Cependant, à peine arrivé à un tel enthousiasme, le grand « mais » s’impose au premier plan. Tout cela n’est-il pas une utopie ? Un conte de fées certes beau, mais sans fondement ? Car ce qui est mort est mort ! Et ce qui est violent, violent ! Après tout, nous sommes réalistes. Et il faut regarder courageusement en face les réalités de ce monde, car on ne peut rien y changer.
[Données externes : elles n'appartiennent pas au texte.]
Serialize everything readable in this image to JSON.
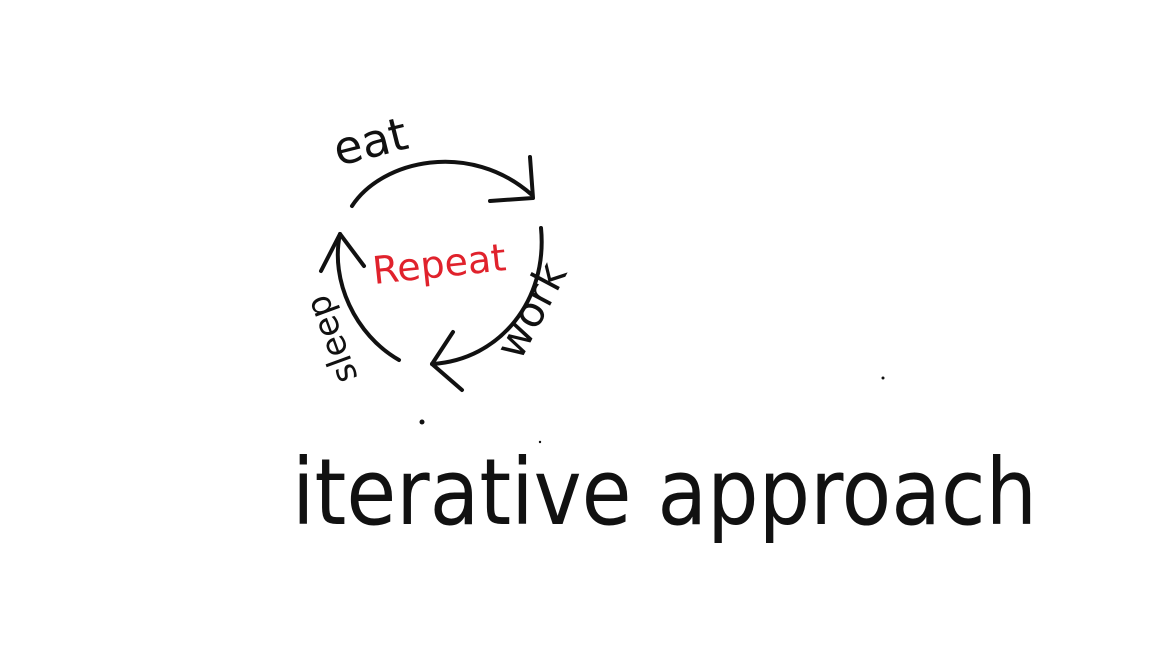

Marie-Louise Kaschnitz (1901-1974), cette grande poétesse, justement par sa timidité, n’avait que peu de choses à faire des bravades de ce monde. Parmi ses poèmes de résurrection, il y en a un qui porte le titre Nicht mutig (pas courageux) ; il pourrait aussi se lire : Nicht nüchtern (pas sobre), Nicht realistisch (pas réaliste), Nicht mannhaft (pas viril). On y lit :

Les courageux savent
Qu’ils ne ressusciteront pas
Qu’aucune chair ne poussera autour d’eux
Au dernier matin
Qu’ils ne se souviendront de rien
Qu’ils ne rencontreront plus personne
Que rien ne les attend
Aucune félicité
Aucun jugement
Moi
Je ne suis pas courageuse

Le poème formule deux projets de vie. Tout d’abord, le projet de ceux pour qui Pâques est une illusion. Avec la mort, tout est fini ! Celui qui voudrait contredire cela aurait la charge de la preuve. En effet, comment peut-on argumenter contre la finitude de cette vie, sa futilité et la tombe ? Pâques comme « wishful thinking ». Une telle sobriété, selon le poème, repose sur un « savoir » : « Les courageux savent ». Mais pourquoi ceux qui savent sont-ils des courageux ?

Le projet opposé est si incertain de lui-même qu’il ne se donne à voir qu’indirectement, à partir de la remise en question de la position des courageux ; il apparaît à la toute fin du poème dans une seule phrase : « Moi – je ne suis pas courageuse ». Pâque existe-t-elle peut-être quand même ? Et avec elle, le salut de notre vie dans la lumière de la connaissance divine ?

Si l’on y regarde de plus près, on constate que le « Je ne suis pas courageuse » contient une critique secrète des « courageux ». Apparemment, le poème ne parle pas d’eux, les « réalistes », avec autant de respect qu’il n’y paraît à première vue. On pourrait peut-être formuler l’aspect sous-jacent du poème de la manière suivante : les sceptiques, qui savent si bien que Pâques est une illusion, ne peuvent aussi pas être sûrs de leur fait. N’y a-t-il pas même dans le poème un soupçon de moquerie envers les « courageux », les « sobres », les « réalistes », parce qu’ils affirment avec leur « savoir » quelque chose dont on ne peut rien savoir ?

C’est ici, chers amis, que le message de Pâques se fait une fois de plus sentir. En effet, si nous le regardons en pleine lumière, c’est parce que nous y voyons l’accomplissement de nos meilleures intuitions et de nos meilleurs souhaits. Notre vie finie ne serait finalement pas vaine. Elle pourrait atteindre la plénitude. (Cf. Jn 15,15).

Bien sûr, là où l’on a rejeté le scandale de la foi (et croire Pâques est un scandale), le message pascal perd de sa force. Et le monde reste tel qu’il est – non transformé, mortifère, mortel. Prions pour que nous puissions non seulement croire à Pâques, mais aussi la mettre en pratique.